The plane’s Bond


Unless you subscribe to Total Securitization magazine you probably missed Global Jet Capital’s second bond issue BJETS 2018-2. You are probably not that bothered that you did, but it is important to everyone in business aviation.

The aircraft-finance company raised $674 million with a three-note issue. It also closed a new $900 million five-year warehouse facility – which will allow it to finance more aircraft and then securitise them.

Securitisations (in this case, bonds backed by lease or loan payments) may seem a long way away from building, operating, maintaining or flying aircraft, but business aviation needs new investors in order to grow. With bank lending regulations becoming progressively tougher, bond investors – like insurance companies, pension funds, hedge funds and banks — will be needed to finance aircraft.

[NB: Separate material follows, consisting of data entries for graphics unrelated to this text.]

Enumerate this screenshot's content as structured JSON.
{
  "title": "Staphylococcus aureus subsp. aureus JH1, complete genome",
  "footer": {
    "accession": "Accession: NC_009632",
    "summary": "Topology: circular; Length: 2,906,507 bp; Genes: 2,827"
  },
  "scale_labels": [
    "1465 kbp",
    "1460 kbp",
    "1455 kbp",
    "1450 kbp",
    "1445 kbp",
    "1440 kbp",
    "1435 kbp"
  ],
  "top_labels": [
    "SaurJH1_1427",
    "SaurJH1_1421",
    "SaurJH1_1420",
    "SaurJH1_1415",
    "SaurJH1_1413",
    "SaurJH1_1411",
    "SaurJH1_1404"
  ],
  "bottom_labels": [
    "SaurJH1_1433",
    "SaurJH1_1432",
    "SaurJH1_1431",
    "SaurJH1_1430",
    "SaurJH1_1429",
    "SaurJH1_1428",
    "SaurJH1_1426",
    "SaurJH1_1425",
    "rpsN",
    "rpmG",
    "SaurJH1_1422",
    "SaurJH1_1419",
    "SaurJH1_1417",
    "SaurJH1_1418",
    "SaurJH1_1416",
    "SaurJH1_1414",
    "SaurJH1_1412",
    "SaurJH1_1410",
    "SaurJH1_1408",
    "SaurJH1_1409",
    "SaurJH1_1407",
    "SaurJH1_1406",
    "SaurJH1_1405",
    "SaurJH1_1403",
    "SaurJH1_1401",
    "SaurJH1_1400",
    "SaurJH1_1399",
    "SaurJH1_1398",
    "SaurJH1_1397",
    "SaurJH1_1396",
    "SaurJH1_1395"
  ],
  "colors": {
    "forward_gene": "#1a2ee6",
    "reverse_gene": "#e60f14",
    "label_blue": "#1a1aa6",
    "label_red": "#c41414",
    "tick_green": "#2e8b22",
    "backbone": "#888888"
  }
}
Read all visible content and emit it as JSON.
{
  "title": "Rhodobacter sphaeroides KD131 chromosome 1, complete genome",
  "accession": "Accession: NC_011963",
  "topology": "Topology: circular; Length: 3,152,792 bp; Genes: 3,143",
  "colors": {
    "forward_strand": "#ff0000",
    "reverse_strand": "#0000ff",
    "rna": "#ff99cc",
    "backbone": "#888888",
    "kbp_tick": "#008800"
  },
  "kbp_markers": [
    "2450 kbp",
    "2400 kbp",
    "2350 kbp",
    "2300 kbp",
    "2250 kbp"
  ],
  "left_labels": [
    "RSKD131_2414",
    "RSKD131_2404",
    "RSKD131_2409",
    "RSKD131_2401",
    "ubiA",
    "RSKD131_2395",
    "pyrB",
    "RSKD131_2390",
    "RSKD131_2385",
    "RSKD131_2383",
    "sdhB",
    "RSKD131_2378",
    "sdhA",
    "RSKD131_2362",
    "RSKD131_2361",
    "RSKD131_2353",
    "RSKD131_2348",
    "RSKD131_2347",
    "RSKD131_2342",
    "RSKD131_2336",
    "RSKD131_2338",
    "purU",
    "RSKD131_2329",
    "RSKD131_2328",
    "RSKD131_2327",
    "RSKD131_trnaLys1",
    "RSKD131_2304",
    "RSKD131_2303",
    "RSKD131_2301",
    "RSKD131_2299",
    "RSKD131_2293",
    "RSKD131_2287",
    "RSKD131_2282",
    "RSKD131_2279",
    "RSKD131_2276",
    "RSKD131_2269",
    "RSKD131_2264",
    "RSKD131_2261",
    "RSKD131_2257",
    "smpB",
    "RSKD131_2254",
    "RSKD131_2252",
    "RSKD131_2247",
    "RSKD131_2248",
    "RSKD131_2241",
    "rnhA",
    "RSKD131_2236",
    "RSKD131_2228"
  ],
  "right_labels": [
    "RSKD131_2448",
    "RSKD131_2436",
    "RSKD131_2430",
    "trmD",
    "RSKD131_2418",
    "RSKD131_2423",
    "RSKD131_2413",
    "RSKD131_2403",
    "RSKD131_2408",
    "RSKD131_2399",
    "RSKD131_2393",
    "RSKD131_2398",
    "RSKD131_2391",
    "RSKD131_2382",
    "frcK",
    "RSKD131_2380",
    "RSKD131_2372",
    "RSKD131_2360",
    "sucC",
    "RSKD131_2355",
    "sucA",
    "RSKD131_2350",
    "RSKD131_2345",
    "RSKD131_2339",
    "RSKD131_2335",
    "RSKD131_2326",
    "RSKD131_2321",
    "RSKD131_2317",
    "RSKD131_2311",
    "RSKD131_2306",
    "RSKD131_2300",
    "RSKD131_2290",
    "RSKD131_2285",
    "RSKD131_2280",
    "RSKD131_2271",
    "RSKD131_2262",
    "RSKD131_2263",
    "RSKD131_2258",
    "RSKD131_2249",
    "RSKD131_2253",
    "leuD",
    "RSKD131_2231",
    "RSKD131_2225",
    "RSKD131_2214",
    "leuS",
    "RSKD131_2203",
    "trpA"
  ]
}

Stonebriar (which has issued several securitisations with business jets as the biggest asset class) and Global Jet Capital are together educating investors about the industry. They are highlighting the differences between business jets and commercial aircraft (which investors know well) and other types of assets.

“One thing we have been highlighting is that these are productivity tools,” says Shawn Vick, CEO of Global Jet Capital. “We have been demonstrating how strong the customer base is and how these are long-life assets traded across the world.”

The second deal priced more cheaply than the first, but Vick says that the priority is building relationships with investors.

Although business aviation paper still occupies only a tiny niche in the capital markets, this is an important start. In 10 years’ time, when business-jet loans and leases have been issued to the tune of billions of dollars (including by Global Jet Capital), no one will remember BJETS 2018-2. But every time a new investor puts some money into business aviation (and gets paid back on schedule) it is a win for the industry.